Assessing compressive strengths of mortar and concrete from digital images by machine learning techniques

• Published in: Frontiers of Structural and Civil Engineering Vol. 16; no. 3; pp. 347 - 358
• Main Authors: Shiuly, Amit, Dutta, Debabrata, Mondal, Achintya
• Format: Journal Article
• Language: English
• Published: Beijing Higher Education Press 2022; Springer Nature B.V
• Subjects: Artificial neural networks; Cement; Cities; Civil Engineering; Compressive strength; Concrete; Concrete properties; Countries; Destructive testing; Digital imaging; Engineering; Evaluation; Learning algorithms; Machine learning; Mortars (material); Neural networks; Nondestructive testing; Ratios; Regions; Research Article; Sand; Support vector machines; curing period; digital image; support vector machine; deep convolutional neural network; microscope
• ISSN: 2095-2430; 2095-2449
• DOI: 10.1007/s11709-022-0819-z

Compressive strength is the most important metric of concrete quality. Various nondestructive and semi-destructive tests can be used to evaluate the compressive strength of concrete. In the present study, a new image-based machine learning method is used to predict concrete compressive strength, including evaluation of six different models.
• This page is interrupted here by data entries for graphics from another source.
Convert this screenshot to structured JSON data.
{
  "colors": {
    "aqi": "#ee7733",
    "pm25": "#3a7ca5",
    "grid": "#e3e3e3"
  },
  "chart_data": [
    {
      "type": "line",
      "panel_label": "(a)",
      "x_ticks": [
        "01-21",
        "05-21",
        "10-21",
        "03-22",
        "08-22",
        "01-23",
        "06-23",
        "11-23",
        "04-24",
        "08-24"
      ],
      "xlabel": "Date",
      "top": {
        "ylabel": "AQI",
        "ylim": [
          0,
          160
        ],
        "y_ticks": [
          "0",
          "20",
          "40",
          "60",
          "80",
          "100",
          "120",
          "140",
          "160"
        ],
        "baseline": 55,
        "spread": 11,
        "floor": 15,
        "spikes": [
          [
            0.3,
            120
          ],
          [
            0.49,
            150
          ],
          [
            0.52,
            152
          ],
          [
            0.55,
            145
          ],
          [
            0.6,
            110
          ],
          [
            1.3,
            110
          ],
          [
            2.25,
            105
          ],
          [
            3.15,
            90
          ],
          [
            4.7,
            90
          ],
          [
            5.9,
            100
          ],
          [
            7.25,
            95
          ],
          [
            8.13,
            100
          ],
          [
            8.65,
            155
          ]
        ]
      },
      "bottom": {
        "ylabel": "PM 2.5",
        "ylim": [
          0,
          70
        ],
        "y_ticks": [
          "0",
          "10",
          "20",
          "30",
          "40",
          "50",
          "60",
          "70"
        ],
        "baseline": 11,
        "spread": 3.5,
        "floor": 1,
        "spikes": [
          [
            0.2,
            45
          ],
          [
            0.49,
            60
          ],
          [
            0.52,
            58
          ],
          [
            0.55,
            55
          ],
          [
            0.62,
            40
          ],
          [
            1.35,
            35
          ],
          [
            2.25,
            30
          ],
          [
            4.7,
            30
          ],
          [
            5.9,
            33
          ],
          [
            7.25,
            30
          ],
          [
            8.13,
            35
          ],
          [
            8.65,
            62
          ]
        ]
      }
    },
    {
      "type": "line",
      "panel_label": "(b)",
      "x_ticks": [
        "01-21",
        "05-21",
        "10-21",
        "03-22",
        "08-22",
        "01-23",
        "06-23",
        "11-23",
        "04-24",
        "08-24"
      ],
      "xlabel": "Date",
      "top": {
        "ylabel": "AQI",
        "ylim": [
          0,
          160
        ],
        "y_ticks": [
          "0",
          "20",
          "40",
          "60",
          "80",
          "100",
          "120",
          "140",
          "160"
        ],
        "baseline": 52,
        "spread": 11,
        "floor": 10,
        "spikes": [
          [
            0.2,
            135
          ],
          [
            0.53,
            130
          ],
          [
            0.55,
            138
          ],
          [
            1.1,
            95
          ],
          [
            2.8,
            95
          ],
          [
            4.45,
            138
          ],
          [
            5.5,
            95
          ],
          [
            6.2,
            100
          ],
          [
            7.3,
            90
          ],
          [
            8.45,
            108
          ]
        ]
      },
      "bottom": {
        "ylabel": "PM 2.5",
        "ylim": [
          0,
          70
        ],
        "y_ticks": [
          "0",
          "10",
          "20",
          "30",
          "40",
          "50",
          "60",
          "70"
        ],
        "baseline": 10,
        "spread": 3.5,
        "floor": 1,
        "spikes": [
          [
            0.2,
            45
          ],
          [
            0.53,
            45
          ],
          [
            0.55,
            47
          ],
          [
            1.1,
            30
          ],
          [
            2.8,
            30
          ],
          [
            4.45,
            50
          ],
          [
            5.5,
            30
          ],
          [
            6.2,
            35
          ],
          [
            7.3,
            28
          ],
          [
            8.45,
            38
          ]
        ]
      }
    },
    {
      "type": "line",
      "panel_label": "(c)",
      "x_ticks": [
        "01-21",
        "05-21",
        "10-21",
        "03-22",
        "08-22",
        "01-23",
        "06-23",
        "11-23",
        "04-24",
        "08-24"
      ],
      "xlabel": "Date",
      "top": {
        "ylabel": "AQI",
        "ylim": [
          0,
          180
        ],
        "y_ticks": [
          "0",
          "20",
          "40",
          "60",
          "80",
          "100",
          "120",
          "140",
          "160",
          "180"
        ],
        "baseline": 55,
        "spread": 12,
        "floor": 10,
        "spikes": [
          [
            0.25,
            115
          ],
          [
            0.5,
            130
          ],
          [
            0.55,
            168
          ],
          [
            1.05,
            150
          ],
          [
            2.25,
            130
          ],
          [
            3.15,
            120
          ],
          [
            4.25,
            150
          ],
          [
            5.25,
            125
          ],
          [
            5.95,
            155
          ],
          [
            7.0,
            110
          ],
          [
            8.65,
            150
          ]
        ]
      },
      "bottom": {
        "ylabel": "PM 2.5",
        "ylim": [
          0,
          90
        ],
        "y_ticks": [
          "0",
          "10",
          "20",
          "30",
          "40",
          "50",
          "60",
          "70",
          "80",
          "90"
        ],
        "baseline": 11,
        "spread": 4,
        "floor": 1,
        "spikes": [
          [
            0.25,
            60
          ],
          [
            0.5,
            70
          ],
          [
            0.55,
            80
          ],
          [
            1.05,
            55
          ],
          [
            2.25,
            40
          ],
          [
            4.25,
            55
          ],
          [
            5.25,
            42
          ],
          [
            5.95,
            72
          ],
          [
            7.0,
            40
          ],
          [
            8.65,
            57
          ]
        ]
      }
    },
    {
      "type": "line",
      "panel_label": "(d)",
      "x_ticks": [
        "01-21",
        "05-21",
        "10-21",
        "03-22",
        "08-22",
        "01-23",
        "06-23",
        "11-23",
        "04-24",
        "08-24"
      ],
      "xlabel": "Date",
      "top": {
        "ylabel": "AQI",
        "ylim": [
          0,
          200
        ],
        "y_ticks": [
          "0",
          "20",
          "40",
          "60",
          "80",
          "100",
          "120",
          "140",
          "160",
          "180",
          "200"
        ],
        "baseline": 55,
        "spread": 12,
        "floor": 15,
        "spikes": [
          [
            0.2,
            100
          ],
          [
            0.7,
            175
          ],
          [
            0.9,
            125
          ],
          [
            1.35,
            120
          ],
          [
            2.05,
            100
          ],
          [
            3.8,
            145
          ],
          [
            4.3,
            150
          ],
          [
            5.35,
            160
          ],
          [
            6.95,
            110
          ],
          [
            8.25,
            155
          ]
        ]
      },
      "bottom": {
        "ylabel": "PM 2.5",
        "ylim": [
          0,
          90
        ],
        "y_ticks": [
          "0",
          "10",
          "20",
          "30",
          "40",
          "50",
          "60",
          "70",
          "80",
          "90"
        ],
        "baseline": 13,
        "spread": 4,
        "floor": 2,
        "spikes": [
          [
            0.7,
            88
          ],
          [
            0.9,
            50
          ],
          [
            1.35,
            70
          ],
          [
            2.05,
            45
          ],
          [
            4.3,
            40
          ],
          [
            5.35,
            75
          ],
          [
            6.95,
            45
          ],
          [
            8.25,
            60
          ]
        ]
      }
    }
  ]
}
These include support-vector machine model and various deep convolutional neural network models, namely AlexNet, GoogleNet, VGG19, ResNet, and Inception-ResNet-V2. In the present investigation, cement mortar samples were prepared using each of the cement:sand ratios of 1:3, 1:4, and 1:5, and using the water:cement ratios of 0.35 and 0.55. Cement concrete was prepared using the cement:sand:coarse aggregate ratios of 1:5:10, 1:3:6, 1:2:4, 1:1.5:3 and 1:1:2, using the water:cement ratio of 0.5 for all samples. The samples were cut, and several images of the cut surfaces were captured at various zoom levels using a digital microscope. All samples were then tested destructively for compressive strength. The images and corresponding compressive strength were then used to train machine learning models to allow them to predict compressive strength based upon the image data. The Inception-ResNet-V2 models exhibited the best predictions of compressive strength among the models tested. Overall, the present findings validated the use of machine learning models as an efficient means of estimating cement mortar and concrete compressive strengths based on digital microscopic images, as an alternative nondestructive/semi-destructive test method that could be applied at relatively less expense.